A degno completamento di un impatto visivo di tali proporzioni, un comparto audio degno di rilievo: mai banale e sempre suggestiva, la colonna sonora (eseguita dall’orchestra filarmonica di Mosca) si attesta su livelli di pura eccellenza. Discreto anche il doppiaggio dei personaggi, presente purtroppo solo in inglese (il gioco è comunque completamente tradotto in italiano, e i dialoghi sono sottotitolabili). Molto particolare ed interessante la canzone che accompagna la sequenza finale, composta da Izzy Cooper.

Un gioco sopra le righe

Rygar riesce nel delicato compito di riproporre tutto il feeling della produzione originale e di farlo in una nuova veste, sia per quanto riguarda l’impatto estetico che per il gameplay. La magnificenza degli ambienti, la caratterizzazione dei protagonisti e degli avversari principali ed un’azione di gioco varia ed originale quanto basta, giustificano ampiamente l’acquisto di un titolo curato fin nei minimi particolari. Rygar è divertente, coinvolgente e non deluderà né l’appassionato di vecchia data né il curioso in cerca di una nuova avventura.
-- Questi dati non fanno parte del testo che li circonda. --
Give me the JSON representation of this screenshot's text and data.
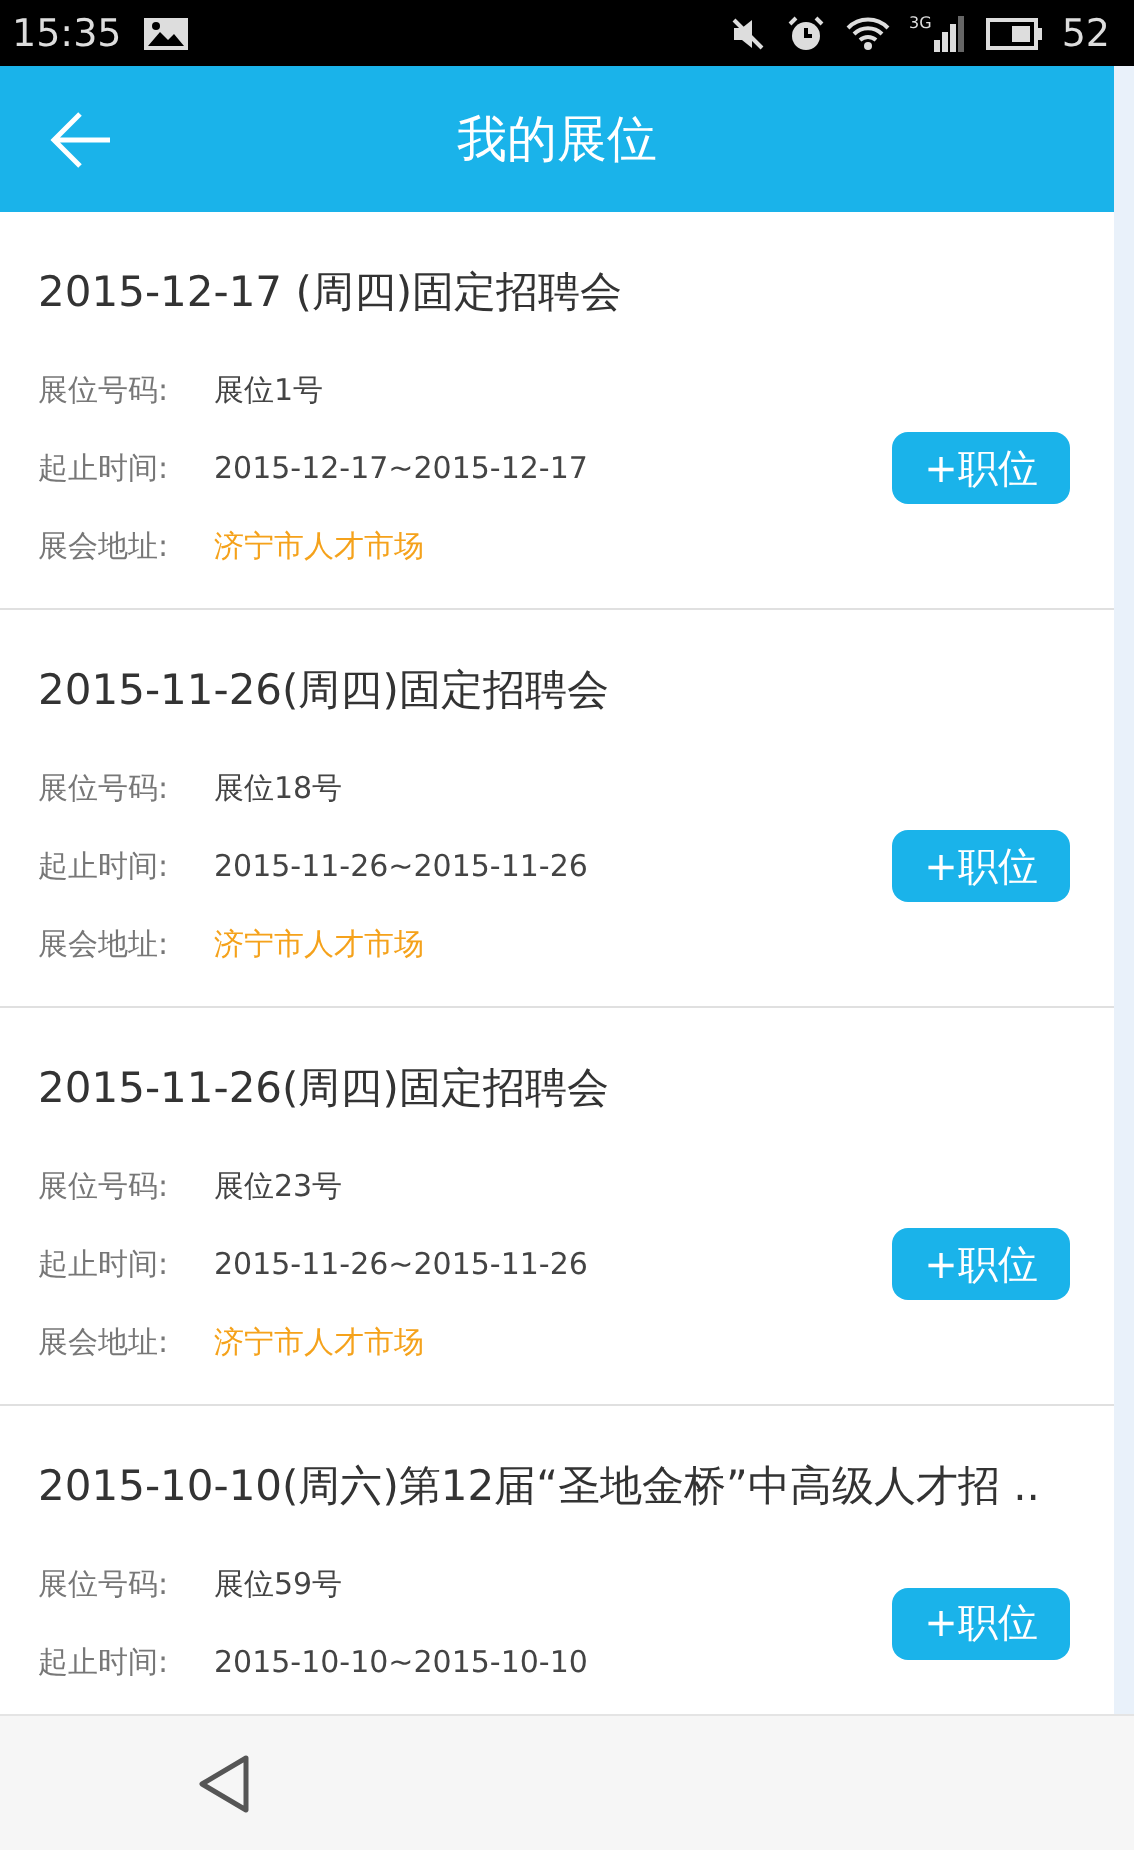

Gli unici difetti del titolo sono una longevità non certo da record (ma comunque in grado di regalare un discreto numero di ore di gioco) ed una varietà non eccelsa di avversari ‘comuni’ (ad ogni modo più che compensata dalla generosa presenza di boss di fine livello). Gli appassionati di Devil May Cry troveranno in questo Rygar un clone più che valido, per molti versi una rilettura inedita di un gameplay intrigante ed avvincente.
Frenetico, divertente, appassionante ed ottimamente realizzato, il titolo Tecmo è controindicato soltanto a chi non ha mai apprezzato fino in fondo il genere degli arcade puri o non è mai riuscito a farsi piacere Devil May Cry. Il consiglio anche per questi giocatori rimane quello di provare (almeno a noleggio) quello che è ad oggi ,assieme a ‘Contra: Shattered Soldier, il remake meglio riuscito per Ps2 dei grandi classici del passato.
Resta comunque l’amaro in bocca per un titolo che avrebbe potuto sfiorare livelli di pura eccellenza se solo fosse stato maggiormente curato per quanto riguarda la durata dell’esperienza di gioco. Un paio di livelli in più, una curva d’apprendimento leggermente spostata verso l’alto e magari l’aggiunta di qualche avversario a rendere più dura la vita dell’eroe ed avremmo avuto un vero e proprio capolavoro.